Space will not permit me to mirror his detail, so let me illustrate his skill and brilliance with some random insights chosen from multitudes.

Lowenstein never claimed more credit than he deserved. Notice the subtitle of his book: “Based on the Collection and Research of Professor Osiel Oscar Schmetz.” 

Lowenstein is a meticulous scholar. For example, he details a small but significant difference between the 1910 census and 1925 census. In 1910, all who were in Germany were counted in the census, including tourists; in 1925, only residents were counted. We have all heard of the attempt to ask the citizenship question on the U.S. census in 2020. We should pay attention not only to the questions being asked, but of whom the questions are being asked.

Lowenstein has a sense of irony. The 1944 census measured the Jewish population of Germany on the basis of the 1939 numbers, at a time when with only two exceptions, the intermarried Jews and those hiding underground, the entire German Jewish population had been deported to death camps or Theresienstadt.

Lowenstein also has a sense of humor buried in more than 700 pages.
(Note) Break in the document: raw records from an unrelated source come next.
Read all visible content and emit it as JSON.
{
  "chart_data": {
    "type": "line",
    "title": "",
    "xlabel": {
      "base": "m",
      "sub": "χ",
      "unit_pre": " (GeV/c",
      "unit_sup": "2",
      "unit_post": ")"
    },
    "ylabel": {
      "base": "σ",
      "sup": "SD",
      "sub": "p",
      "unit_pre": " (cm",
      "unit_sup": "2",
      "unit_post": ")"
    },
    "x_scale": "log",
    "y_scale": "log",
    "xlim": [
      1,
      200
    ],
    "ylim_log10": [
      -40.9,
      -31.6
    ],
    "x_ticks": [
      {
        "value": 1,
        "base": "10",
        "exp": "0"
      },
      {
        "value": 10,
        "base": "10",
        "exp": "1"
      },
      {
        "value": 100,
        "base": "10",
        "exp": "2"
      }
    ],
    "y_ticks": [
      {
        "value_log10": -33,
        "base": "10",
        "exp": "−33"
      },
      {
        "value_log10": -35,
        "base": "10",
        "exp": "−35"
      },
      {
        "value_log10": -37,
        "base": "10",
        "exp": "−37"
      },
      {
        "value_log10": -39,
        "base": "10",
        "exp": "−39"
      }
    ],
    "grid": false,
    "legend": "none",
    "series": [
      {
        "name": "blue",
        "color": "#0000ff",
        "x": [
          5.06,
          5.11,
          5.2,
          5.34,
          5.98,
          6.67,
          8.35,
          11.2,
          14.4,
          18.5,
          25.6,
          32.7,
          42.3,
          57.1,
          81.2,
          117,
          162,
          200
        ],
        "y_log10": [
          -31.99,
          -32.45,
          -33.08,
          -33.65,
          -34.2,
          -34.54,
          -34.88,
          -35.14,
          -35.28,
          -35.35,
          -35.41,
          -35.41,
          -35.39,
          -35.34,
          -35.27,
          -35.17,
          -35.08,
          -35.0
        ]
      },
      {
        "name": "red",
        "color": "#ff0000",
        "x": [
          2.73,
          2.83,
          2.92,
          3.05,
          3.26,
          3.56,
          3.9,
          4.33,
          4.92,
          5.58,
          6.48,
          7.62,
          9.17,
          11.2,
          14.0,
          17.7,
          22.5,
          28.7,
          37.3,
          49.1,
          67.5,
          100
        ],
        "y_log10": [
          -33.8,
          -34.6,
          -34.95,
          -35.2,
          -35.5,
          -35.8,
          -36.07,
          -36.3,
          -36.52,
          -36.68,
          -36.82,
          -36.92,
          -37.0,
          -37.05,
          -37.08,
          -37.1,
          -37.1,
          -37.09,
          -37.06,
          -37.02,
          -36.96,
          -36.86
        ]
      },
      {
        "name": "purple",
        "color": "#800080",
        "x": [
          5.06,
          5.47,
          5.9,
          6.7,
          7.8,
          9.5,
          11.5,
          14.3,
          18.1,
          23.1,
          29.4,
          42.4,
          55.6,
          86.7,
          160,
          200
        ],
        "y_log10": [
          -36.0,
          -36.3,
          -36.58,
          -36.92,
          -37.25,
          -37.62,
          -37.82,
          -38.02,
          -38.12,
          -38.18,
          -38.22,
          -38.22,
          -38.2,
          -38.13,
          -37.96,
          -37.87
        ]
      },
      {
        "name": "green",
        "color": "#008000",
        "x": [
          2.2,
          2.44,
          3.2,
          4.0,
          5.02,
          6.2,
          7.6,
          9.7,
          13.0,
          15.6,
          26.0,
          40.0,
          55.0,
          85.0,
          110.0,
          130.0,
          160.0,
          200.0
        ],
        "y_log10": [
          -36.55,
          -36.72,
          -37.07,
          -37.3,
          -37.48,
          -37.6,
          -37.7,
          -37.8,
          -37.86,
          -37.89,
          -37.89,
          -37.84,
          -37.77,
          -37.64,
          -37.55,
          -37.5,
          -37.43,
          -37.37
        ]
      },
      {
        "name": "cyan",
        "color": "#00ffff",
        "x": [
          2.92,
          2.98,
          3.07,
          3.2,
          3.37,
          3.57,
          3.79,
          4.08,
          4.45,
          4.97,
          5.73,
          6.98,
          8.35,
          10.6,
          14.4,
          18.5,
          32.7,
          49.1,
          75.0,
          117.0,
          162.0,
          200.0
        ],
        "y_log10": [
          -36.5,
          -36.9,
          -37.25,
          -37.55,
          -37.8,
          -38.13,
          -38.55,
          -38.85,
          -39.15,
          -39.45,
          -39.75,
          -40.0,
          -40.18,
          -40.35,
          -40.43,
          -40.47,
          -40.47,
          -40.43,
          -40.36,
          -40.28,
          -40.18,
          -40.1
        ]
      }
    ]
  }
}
He apologizes that he did not detail Jews by occupation and economic standing in order “to reduce the project to a manageable size.” Seven hundred plus pages with maps, graphics, tables and text must have been easily manageable for him.

Statistics are interpreted in context; thus, the Jewish process of urbanization is treated in relation to the urbanization of non-Jewish Germans.

He does not miss countervailing tendencies. Despite dramatic urbanization, Jewish communities in small towns were vibrant, almost until the end.

Lowenstein links the Jewish birthrate to urbanization. Urbanized residents had lower birthrates, yet Jews had a lower birthrate than their gentile neighbors, both in cities and in the countryside.

Lowenstein always places the Jewish experience in its larger context. World War I resulted in a decrease in marriage yet a notable increase in German-Jewish intermarriage. Intermarriage increased during the Weimar period as Jews were more integrated into German society, yet notably, in the immediate postwar period when soldiers, Jews and non-Jews alike returned home from war, actual intermarriage rates were the lowest of any year between 1912 and 1933.

Lowenstein is rigorously sensitive to population changes during the Nazi era. Jews emigrated, with the young leaving before the old; men, regarded as more vulnerable, left before women. Even those who stayed migrated from small towns to larger ones, where they hoped they could be more anonymous. Intermarriage virtually ceased for a very basic reason: It was outlawed. However, especially in the early years, marriage rates increased in anticipation and preparation for emigration and perhaps also for the need for stability in a most turbulent time.

Lowenstein pays careful attention to the different ways Jews were classified in the Nazi-era census — Full Jews by race and Jews by religion.

His work focuses on birthrates and death rates. From 1914 onward, the death rates of German Jews exceeded the birthrate, but immigration offset the natural decline in population. In the 1930s, during the Nazi reign, more than twice as many Jews died as were born. Lowenstein even offers a correlation between birth-control use and birthrates.

Suffice it to say, if you give a gifted scholar who knows the history of this community the raw data gathered meticulously by a diligent demographer, the result is a book that tells the fascinating yet tragic story of German Jewry. It is a tribute to Lowenstein that even in his academic retirement, he undertook so onerous a task. It is an even greater tribute that he brought the work to life in a manner that will only enhance the significant legacy of his distinguished scholarship.


Michael Berenbaum is director of the Sigi Ziering Institute and a professor of Jewish Studies at American Jewish University.